In this month’s MagPi, the official magazine of the Raspberry Pi Foundation, you’ll find the first in a series of more generally maker-themed reviews. This time around it’s a look at the Kitronik Electro Fashion Deluxe E-Textiles Pack, kindly supplied by CPC.
For me, this review was a chance to try my hand at wearable electronics, a branch of the maker movement I had previously ignored. While there’s a lot to be said for more complex projects, such as the growing number of hobbyist-friendly PCB manufacturing houses who can produce flexible boards in small quantities, there’s nothing quite as accessible as conductive thread. Coupled with specially-designed components, or through-hole parts quickly modified for mounting onto fabric, it allows the maker to easily build simple wearable circuits at a very low cost and with no complex or expensive tools.
The Kitronik bundle, sold under the company’s Electro Fashion brand, is a cheap and fairly solid starter kit with one curious omission: there’s no needle. Having stolen one from the household sewing tin, I was able to get started with a simple project: fitting a small LED to the fingertip of an old glove. Sadly, that’s about as complex a project as you’re likely to achieve with the kit: unsurprisingly, given its low price, there’s nothing like a microcontroller among its components. Aside from a button and a couple of switches, the smartest any of the parts get are a set of through-hole LEDs with built-in flasher circuits.

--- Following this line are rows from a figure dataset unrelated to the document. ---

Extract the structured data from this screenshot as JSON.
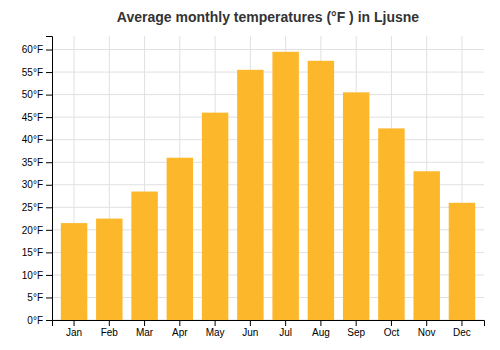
{
  "chart_data": {
    "type": "bar",
    "title": "Average monthly temperatures (°F ) in Ljusne",
    "categories": [
      "Jan",
      "Feb",
      "Mar",
      "Apr",
      "May",
      "Jun",
      "Jul",
      "Aug",
      "Sep",
      "Oct",
      "Nov",
      "Dec"
    ],
    "values": [
      21.5,
      22.5,
      28.5,
      36.0,
      46.0,
      55.5,
      59.5,
      57.5,
      50.5,
      42.5,
      33.0,
      26.0
    ],
    "color": "#FDB72A",
    "ylim": [
      0,
      63
    ],
    "yticks": [
      {
        "value": 0,
        "label": "0°F"
      },
      {
        "value": 5,
        "label": "5°F"
      },
      {
        "value": 10,
        "label": "10°F"
      },
      {
        "value": 15,
        "label": "15°F"
      },
      {
        "value": 20,
        "label": "20°F"
      },
      {
        "value": 25,
        "label": "25°F"
      },
      {
        "value": 30,
        "label": "30°F"
      },
      {
        "value": 35,
        "label": "35°F"
      },
      {
        "value": 40,
        "label": "40°F"
      },
      {
        "value": 45,
        "label": "45°F"
      },
      {
        "value": 50,
        "label": "50°F"
      },
      {
        "value": 55,
        "label": "55°F"
      },
      {
        "value": 60,
        "label": "60°F"
      }
    ],
    "grid": true
  }
}
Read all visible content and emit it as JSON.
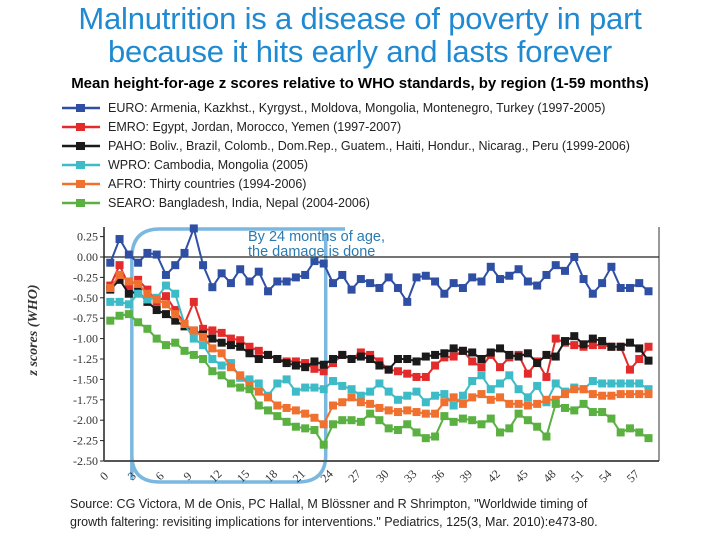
{
  "title_line1": "Malnutrition is a disease of poverty in part",
  "title_line2": "because it hits early and lasts forever",
  "subtitle": "Mean height-for-age z scores relative to WHO standards, by region (1-59 months)",
  "callout": {
    "line1": "By 24 months of age,",
    "line2": "the damage is done"
  },
  "source_line1": "Source: CG Victora, M de Onis, PC Hallal, M Blössner and R Shrimpton, \"Worldwide timing of",
  "source_line2": "growth faltering: revisiting implications for interventions.\" Pediatrics, 125(3, Mar. 2010):e473-80.",
  "chart_data": {
    "type": "line",
    "title": "Mean height-for-age z scores relative to WHO standards, by region (1-59 months)",
    "xlabel": "",
    "ylabel": "z scores (WHO)",
    "ylim": [
      -2.5,
      0.25
    ],
    "xlim": [
      0,
      59
    ],
    "x_ticks": [
      "0",
      "3",
      "6",
      "9",
      "12",
      "15",
      "18",
      "21",
      "24",
      "27",
      "30",
      "33",
      "36",
      "39",
      "42",
      "45",
      "48",
      "51",
      "54",
      "57"
    ],
    "y_ticks": [
      "0.25",
      "0.00",
      "-0.25",
      "-0.50",
      "-0.75",
      "-1.00",
      "-1.25",
      "-1.50",
      "-1.75",
      "-2.00",
      "-2.25",
      "-2.50"
    ],
    "highlight_region_months": [
      3,
      24
    ],
    "legend_position": "top",
    "x": [
      1,
      2,
      3,
      4,
      5,
      6,
      7,
      8,
      9,
      10,
      11,
      12,
      13,
      14,
      15,
      16,
      17,
      18,
      19,
      20,
      21,
      22,
      23,
      24,
      25,
      26,
      27,
      28,
      29,
      30,
      31,
      32,
      33,
      34,
      35,
      36,
      37,
      38,
      39,
      40,
      41,
      42,
      43,
      44,
      45,
      46,
      47,
      48,
      49,
      50,
      51,
      52,
      53,
      54,
      55,
      56,
      57,
      58,
      59
    ],
    "series": [
      {
        "name": "EURO: Armenia, Kazkhst., Kyrgyst., Moldova, Mongolia, Montenegro, Turkey (1997-2005)",
        "color": "#2e4fa3",
        "values": [
          -0.07,
          0.22,
          0.03,
          -0.07,
          0.05,
          0.03,
          -0.22,
          -0.1,
          0.05,
          0.35,
          -0.1,
          -0.37,
          -0.2,
          -0.32,
          -0.15,
          -0.3,
          -0.18,
          -0.42,
          -0.3,
          -0.3,
          -0.25,
          -0.22,
          -0.05,
          -0.08,
          -0.32,
          -0.22,
          -0.4,
          -0.27,
          -0.32,
          -0.38,
          -0.25,
          -0.38,
          -0.55,
          -0.25,
          -0.23,
          -0.3,
          -0.45,
          -0.32,
          -0.38,
          -0.25,
          -0.3,
          -0.12,
          -0.27,
          -0.23,
          -0.15,
          -0.3,
          -0.35,
          -0.22,
          -0.1,
          -0.17,
          0.0,
          -0.27,
          -0.45,
          -0.32,
          -0.12,
          -0.38,
          -0.38,
          -0.32,
          -0.42
        ]
      },
      {
        "name": "EMRO: Egypt, Jordan, Morocco, Yemen (1997-2007)",
        "color": "#e32b2b",
        "values": [
          -0.35,
          -0.1,
          -0.35,
          -0.28,
          -0.4,
          -0.55,
          -0.48,
          -0.65,
          -0.82,
          -0.55,
          -0.88,
          -0.9,
          -0.93,
          -1.0,
          -1.02,
          -1.1,
          -1.15,
          -1.2,
          -1.25,
          -1.28,
          -1.28,
          -1.3,
          -1.37,
          -1.4,
          -1.3,
          -1.2,
          -1.25,
          -1.17,
          -1.2,
          -1.28,
          -1.38,
          -1.4,
          -1.43,
          -1.47,
          -1.47,
          -1.33,
          -1.23,
          -1.22,
          -1.15,
          -1.28,
          -1.35,
          -1.2,
          -1.35,
          -1.23,
          -1.2,
          -1.43,
          -1.28,
          -1.47,
          -1.0,
          -1.05,
          -1.08,
          -1.1,
          -1.08,
          -1.08,
          -1.1,
          -1.1,
          -1.38,
          -1.25,
          -1.1
        ]
      },
      {
        "name": "PAHO: Boliv., Brazil, Colomb., Dom.Rep., Guatem., Haiti, Hondur., Nicarag., Peru (1999-2006)",
        "color": "#1a1a1a",
        "values": [
          -0.4,
          -0.28,
          -0.45,
          -0.42,
          -0.55,
          -0.65,
          -0.7,
          -0.78,
          -0.85,
          -0.9,
          -0.95,
          -1.0,
          -1.05,
          -1.08,
          -1.1,
          -1.18,
          -1.25,
          -1.2,
          -1.25,
          -1.3,
          -1.33,
          -1.35,
          -1.28,
          -1.32,
          -1.25,
          -1.2,
          -1.25,
          -1.22,
          -1.25,
          -1.33,
          -1.38,
          -1.25,
          -1.25,
          -1.28,
          -1.22,
          -1.2,
          -1.18,
          -1.12,
          -1.15,
          -1.17,
          -1.25,
          -1.17,
          -1.12,
          -1.2,
          -1.22,
          -1.18,
          -1.3,
          -1.2,
          -1.22,
          -1.03,
          -0.97,
          -1.07,
          -1.0,
          -1.03,
          -1.1,
          -1.1,
          -1.05,
          -1.12,
          -1.27
        ]
      },
      {
        "name": "WPRO: Cambodia, Mongolia (2005)",
        "color": "#3dbcc8",
        "values": [
          -0.55,
          -0.55,
          -0.58,
          -0.45,
          -0.52,
          -0.5,
          -0.35,
          -0.45,
          -0.82,
          -1.0,
          -1.08,
          -1.25,
          -1.33,
          -1.3,
          -1.48,
          -1.5,
          -1.55,
          -1.7,
          -1.55,
          -1.5,
          -1.65,
          -1.6,
          -1.6,
          -1.62,
          -1.52,
          -1.58,
          -1.62,
          -1.7,
          -1.65,
          -1.55,
          -1.65,
          -1.75,
          -1.7,
          -1.65,
          -1.78,
          -1.7,
          -1.68,
          -1.82,
          -1.7,
          -1.52,
          -1.45,
          -1.62,
          -1.55,
          -1.45,
          -1.62,
          -1.72,
          -1.58,
          -1.78,
          -1.55,
          -1.65,
          -1.6,
          -1.62,
          -1.52,
          -1.55,
          -1.55,
          -1.55,
          -1.55,
          -1.55,
          -1.62
        ]
      },
      {
        "name": "AFRO: Thirty countries (1994-2006)",
        "color": "#f07030",
        "values": [
          -0.38,
          -0.22,
          -0.3,
          -0.33,
          -0.45,
          -0.52,
          -0.58,
          -0.7,
          -0.82,
          -0.9,
          -0.98,
          -1.12,
          -1.18,
          -1.35,
          -1.45,
          -1.58,
          -1.65,
          -1.72,
          -1.82,
          -1.85,
          -1.88,
          -1.92,
          -1.97,
          -2.05,
          -1.82,
          -1.78,
          -1.72,
          -1.78,
          -1.8,
          -1.85,
          -1.88,
          -1.9,
          -1.88,
          -1.9,
          -1.92,
          -1.92,
          -1.78,
          -1.72,
          -1.8,
          -1.72,
          -1.68,
          -1.75,
          -1.72,
          -1.8,
          -1.8,
          -1.82,
          -1.8,
          -1.75,
          -1.75,
          -1.68,
          -1.62,
          -1.62,
          -1.68,
          -1.7,
          -1.7,
          -1.68,
          -1.68,
          -1.68,
          -1.68
        ]
      },
      {
        "name": "SEARO: Bangladesh, India, Nepal (2004-2006)",
        "color": "#5ab040",
        "values": [
          -0.78,
          -0.72,
          -0.7,
          -0.8,
          -0.88,
          -1.0,
          -1.08,
          -1.05,
          -1.15,
          -1.2,
          -1.25,
          -1.4,
          -1.45,
          -1.55,
          -1.6,
          -1.62,
          -1.82,
          -1.88,
          -1.95,
          -2.02,
          -2.08,
          -2.1,
          -2.12,
          -2.3,
          -2.05,
          -2.0,
          -2.0,
          -2.02,
          -1.92,
          -2.0,
          -2.1,
          -2.12,
          -2.05,
          -2.15,
          -2.22,
          -2.2,
          -1.95,
          -2.02,
          -1.98,
          -2.0,
          -2.05,
          -1.98,
          -2.15,
          -2.1,
          -1.92,
          -2.0,
          -2.08,
          -2.2,
          -1.8,
          -1.85,
          -1.88,
          -1.8,
          -1.9,
          -1.9,
          -1.98,
          -2.15,
          -2.1,
          -2.15,
          -2.22
        ]
      }
    ]
  }
}
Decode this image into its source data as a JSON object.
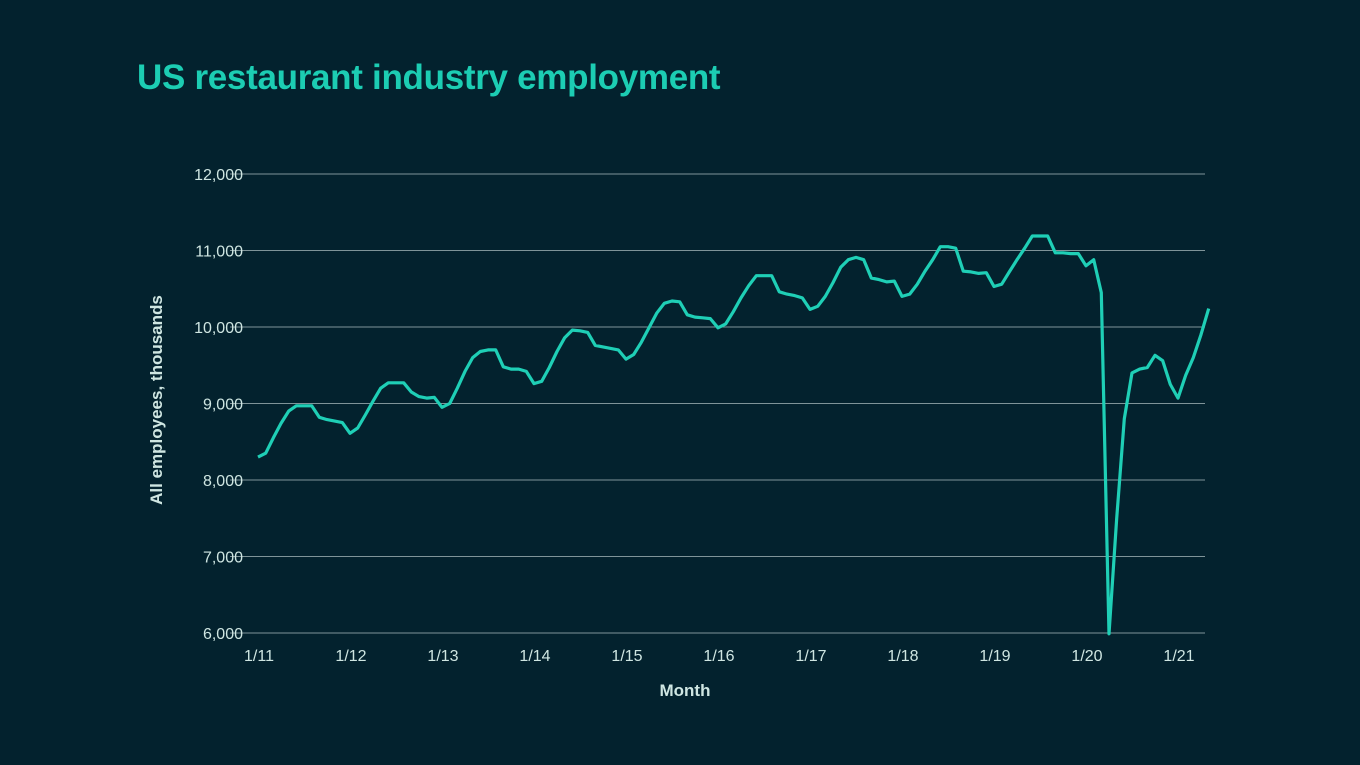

That’s not to put the kit down, though. For a taster of what’s possible with conductive thread, it’s near-unbeatable for the price – and for more complex projects Kitronik’s Electro Fashion range has plenty of compatible components and accessories.
You can pick up a print copy of The MagPi Issue 37 now at WH Smiths, or – as always – download a digital version, licensed under Creative Commons, from the official website.